I’d agree we can make plausible estimates of the admin/profit/marketing savings on the insurance side between the two systems, though I’ve seen different estimates of what that is — is the Medicare admin only about 1 % or closer to 5 %?, e.g. We could at least estimate a range given these uncertainties. Even the lower estimates are worthwhile.

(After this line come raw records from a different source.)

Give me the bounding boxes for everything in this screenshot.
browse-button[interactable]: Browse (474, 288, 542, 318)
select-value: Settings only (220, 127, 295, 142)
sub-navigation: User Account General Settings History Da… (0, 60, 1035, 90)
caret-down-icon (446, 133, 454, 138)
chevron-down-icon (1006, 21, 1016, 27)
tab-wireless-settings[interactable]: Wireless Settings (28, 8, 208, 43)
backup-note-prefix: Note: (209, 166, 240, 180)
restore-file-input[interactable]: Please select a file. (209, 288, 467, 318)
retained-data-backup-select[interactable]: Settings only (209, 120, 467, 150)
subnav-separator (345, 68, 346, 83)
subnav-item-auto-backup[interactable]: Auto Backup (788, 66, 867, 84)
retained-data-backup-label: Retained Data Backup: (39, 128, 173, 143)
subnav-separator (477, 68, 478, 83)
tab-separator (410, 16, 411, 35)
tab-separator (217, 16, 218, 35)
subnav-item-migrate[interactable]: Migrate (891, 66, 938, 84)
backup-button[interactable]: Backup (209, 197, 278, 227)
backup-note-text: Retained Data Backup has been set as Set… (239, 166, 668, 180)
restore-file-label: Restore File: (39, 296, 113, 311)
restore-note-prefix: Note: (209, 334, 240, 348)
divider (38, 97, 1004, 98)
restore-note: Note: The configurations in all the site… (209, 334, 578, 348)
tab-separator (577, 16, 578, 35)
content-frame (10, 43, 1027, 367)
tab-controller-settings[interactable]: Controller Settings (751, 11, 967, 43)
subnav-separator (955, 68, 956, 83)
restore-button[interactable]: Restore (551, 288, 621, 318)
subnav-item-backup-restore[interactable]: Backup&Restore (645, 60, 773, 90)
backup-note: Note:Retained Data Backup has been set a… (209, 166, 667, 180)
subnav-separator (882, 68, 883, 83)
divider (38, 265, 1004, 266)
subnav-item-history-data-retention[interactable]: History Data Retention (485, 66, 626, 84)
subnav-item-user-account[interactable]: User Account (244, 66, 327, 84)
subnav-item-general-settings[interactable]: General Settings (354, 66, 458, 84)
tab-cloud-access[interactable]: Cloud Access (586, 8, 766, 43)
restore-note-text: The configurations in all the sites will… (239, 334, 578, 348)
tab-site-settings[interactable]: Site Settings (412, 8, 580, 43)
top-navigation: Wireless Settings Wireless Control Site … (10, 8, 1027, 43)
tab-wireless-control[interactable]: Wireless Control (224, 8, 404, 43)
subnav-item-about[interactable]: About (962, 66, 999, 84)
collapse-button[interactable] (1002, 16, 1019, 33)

The CBO estimates we’re dealing with here, however, are not on the insurance side but on the provider side, where it’s not as easy to predict changes or outcomes. And I think that would be true for the “economic distortions” you suggest the insurance structure creates for providers in any system. I don’t assume there are any simple solutions to that, and I’m hearing different reactions even to whether the fee for service system is as large a culprit as feared. [I’ve asked Kirk Murphy to give a perspective, but he’s in moving and can’t get to it.] I simply don’t know, so I assume on some things we’re just going to have to try stuff that seems to make sense and see what happens.